2. Continue to share and discuss the attendance policy

When the attendance policy is first implemented, employers should consider a continuous engagement plan for employees. Including a short discussion about the policy at set periods throughout the year, employees will be reminded of their obligations.

3. Monitor absences

Keeping track of absences allows employers to consider any specific actions and highlights trends or potential future issues. Record keeping can be completed through timesheet software, applications, or manual systems. Periodic review of the records is crucial to reducing overall absenteeism.

4. Address instances of absenteeism as they occur

Any absences by employees should prompt a discussion about their circumstances. For prolonged absences, employers should ensure to promptly schedule a meeting to discuss the reasons for the absence.

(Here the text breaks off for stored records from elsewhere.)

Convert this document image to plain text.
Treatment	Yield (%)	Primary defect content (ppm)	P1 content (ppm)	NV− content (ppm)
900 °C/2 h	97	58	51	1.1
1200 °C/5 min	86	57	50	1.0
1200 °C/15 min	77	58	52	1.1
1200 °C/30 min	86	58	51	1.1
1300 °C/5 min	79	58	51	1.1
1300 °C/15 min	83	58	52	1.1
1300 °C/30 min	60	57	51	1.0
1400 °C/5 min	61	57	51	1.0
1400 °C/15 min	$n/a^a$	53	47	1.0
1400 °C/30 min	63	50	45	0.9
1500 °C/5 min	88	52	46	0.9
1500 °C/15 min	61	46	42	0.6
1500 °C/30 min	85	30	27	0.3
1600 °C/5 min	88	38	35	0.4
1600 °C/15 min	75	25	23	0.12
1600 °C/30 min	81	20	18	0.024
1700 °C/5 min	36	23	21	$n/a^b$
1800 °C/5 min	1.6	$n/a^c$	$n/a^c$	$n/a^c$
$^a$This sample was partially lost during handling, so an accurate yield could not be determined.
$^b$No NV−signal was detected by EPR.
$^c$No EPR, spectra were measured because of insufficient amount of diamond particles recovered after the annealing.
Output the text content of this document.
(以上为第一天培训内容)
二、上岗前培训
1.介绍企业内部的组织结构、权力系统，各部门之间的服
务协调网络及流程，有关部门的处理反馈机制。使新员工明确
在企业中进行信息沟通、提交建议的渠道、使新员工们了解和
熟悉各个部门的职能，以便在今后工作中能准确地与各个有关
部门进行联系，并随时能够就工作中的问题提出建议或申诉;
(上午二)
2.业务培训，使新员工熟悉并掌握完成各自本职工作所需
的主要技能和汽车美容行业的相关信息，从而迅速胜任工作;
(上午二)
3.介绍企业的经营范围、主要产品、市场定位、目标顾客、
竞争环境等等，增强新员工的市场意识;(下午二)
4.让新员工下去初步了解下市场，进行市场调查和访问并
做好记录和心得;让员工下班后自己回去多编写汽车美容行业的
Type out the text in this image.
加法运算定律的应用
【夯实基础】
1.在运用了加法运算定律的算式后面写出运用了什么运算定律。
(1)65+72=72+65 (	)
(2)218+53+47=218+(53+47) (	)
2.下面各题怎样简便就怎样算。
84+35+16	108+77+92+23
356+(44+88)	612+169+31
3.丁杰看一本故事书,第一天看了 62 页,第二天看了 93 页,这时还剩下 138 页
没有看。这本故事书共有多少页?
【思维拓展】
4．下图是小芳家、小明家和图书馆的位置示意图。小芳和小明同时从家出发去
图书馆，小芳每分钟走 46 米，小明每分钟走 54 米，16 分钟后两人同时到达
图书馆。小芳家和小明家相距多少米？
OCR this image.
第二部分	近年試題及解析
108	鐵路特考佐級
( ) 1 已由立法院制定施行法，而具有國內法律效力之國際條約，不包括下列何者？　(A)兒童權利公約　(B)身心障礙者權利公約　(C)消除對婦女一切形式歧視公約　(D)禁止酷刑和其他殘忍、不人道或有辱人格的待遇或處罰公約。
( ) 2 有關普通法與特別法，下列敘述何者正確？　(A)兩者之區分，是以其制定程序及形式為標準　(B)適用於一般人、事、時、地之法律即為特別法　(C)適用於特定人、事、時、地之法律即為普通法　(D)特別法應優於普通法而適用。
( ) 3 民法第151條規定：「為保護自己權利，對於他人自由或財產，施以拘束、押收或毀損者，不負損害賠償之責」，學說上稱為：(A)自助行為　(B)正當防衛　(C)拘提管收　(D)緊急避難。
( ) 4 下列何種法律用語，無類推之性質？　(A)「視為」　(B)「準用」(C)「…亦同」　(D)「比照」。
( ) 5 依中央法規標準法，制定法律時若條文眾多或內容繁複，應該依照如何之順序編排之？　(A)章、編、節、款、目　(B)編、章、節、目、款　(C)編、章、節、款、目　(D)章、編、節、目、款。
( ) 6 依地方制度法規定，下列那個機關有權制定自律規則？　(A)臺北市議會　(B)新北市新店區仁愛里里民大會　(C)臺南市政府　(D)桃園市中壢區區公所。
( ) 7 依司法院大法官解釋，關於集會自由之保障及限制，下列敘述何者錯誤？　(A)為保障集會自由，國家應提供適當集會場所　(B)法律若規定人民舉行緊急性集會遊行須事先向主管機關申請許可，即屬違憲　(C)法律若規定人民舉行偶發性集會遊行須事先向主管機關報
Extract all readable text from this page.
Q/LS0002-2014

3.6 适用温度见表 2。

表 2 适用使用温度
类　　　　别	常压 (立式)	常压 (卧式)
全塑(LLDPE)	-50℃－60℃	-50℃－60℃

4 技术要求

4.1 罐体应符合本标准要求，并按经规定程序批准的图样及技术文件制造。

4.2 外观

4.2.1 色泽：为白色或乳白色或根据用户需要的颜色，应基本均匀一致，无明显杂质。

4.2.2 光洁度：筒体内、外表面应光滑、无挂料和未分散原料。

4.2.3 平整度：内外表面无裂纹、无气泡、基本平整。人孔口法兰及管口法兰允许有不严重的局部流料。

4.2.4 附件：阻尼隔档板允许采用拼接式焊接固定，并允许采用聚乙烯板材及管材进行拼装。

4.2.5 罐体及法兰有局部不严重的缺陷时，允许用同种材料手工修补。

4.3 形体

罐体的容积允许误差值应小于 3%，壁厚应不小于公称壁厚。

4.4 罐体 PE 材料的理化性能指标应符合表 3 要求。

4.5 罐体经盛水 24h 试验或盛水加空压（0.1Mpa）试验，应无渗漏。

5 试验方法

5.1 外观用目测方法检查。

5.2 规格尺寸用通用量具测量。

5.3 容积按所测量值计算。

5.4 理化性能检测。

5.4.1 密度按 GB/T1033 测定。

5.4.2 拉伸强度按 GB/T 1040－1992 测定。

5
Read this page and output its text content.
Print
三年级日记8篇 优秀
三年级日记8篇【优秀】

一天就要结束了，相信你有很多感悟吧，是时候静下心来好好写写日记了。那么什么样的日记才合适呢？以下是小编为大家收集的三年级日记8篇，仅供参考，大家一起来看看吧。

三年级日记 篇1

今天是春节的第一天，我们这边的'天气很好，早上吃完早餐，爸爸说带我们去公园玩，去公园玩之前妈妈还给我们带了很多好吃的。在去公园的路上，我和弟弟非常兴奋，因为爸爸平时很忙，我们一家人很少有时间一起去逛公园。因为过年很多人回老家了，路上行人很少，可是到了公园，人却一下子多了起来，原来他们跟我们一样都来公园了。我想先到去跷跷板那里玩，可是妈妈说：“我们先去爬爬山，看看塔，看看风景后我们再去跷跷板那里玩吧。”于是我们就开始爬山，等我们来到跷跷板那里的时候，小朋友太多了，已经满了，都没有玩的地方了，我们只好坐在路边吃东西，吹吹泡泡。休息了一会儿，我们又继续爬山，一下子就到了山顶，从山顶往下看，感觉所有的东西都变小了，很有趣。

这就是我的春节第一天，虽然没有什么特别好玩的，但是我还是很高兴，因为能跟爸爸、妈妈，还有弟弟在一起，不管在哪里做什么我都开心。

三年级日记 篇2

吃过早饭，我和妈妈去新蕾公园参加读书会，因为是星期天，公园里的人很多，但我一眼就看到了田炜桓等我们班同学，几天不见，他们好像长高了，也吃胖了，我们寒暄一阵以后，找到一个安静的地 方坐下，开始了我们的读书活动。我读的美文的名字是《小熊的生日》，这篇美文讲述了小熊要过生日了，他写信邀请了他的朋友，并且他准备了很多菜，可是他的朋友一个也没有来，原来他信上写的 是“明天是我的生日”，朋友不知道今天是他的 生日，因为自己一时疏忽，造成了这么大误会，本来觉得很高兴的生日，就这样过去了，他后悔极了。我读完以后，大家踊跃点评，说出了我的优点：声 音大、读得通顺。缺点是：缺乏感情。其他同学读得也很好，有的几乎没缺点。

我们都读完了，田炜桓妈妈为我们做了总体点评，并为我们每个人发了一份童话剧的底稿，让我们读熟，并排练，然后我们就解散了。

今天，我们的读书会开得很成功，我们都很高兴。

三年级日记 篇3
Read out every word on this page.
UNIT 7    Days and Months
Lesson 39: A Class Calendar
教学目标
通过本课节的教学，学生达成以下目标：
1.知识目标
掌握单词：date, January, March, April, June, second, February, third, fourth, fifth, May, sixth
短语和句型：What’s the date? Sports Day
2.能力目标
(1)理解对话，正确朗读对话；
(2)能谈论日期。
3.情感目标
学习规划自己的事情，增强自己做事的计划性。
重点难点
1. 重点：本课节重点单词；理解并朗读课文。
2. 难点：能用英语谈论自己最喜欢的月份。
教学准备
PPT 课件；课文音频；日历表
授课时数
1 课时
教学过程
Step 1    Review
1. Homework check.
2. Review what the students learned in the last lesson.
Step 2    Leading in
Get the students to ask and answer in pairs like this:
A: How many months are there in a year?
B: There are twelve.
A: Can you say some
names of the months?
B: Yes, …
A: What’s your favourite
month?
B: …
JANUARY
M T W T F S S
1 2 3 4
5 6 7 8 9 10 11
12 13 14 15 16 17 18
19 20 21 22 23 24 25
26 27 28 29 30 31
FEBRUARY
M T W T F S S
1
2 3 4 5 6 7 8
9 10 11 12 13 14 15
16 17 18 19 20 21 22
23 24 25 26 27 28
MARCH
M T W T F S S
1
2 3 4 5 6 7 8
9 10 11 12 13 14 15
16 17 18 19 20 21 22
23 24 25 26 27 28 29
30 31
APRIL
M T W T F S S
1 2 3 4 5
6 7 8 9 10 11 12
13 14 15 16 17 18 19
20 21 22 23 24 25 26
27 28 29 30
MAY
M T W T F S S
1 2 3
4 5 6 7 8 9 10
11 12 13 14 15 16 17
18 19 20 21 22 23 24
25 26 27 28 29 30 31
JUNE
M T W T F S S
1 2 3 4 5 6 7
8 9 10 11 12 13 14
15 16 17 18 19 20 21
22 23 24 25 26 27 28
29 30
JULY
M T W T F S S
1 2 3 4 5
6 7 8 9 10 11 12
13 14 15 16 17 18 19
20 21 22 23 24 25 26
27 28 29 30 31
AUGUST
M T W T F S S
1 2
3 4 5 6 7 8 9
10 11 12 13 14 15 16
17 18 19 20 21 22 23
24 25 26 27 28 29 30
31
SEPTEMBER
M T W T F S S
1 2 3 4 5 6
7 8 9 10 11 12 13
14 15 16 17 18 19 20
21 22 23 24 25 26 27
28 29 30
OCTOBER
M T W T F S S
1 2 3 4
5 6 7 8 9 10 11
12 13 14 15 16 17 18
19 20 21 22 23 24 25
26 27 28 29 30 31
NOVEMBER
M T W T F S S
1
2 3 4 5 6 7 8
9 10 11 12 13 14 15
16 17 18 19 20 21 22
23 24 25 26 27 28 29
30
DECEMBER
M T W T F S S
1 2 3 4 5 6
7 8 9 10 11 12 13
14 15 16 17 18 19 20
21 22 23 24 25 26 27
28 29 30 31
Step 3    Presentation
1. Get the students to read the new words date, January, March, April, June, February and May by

Further, according to Davidson Morris conducting positive return-to-work interviews with employees can reduce absenteeism and aid in transition back into the workplace.

5. Attempt to understand the cause of the absenteeism

Understanding the cause of the absenteeism may offer greater benefits for business. By uncovering the trends or reasons why employees are regularly absent or late, employers may be able to change the circumstances which contribute to the issue. For example, a parent may be unable to access childcare on certain days or at certain times, thereby, offering the employer an opportunity to offer flexible working arrangements. This is likely to improve the relationship between employer and employee, thus improving future productivity.

6. Reward employees for regular attendance

Rewarding employees who are not regularly absent is important for organisational culture. Offering those employees entertainment vouchers, bonuses or other opportunities is a positive way of creating a strong culture and commitment to work.

7. Create a motivating culture

Creating a positive, motivating and supportive culture is an important part of managing employee absenteeism. Employees should feel valued and engaged, be encouraged to take leave and maintain a balance between professional and personal lives. Empowering employees through skills development, regular constructive feedback and acknowledge achievements and efforts are all important aspects of organisational culture.

Conclusion

Employee absenteeism is a significant issue for businesses. Organisations can reduce absenteeism by implementing and engaging employees in an attendance policy, and monitoring and reviewing absenteeism records. Addressing the causes of absenteeism in employee circumstances can positively impact the future of the organisation through greater flexibility or supports for common issues. Ultimately, creating and maintaining a culture that motivates and rewards employees will significantly reduce absenteeism.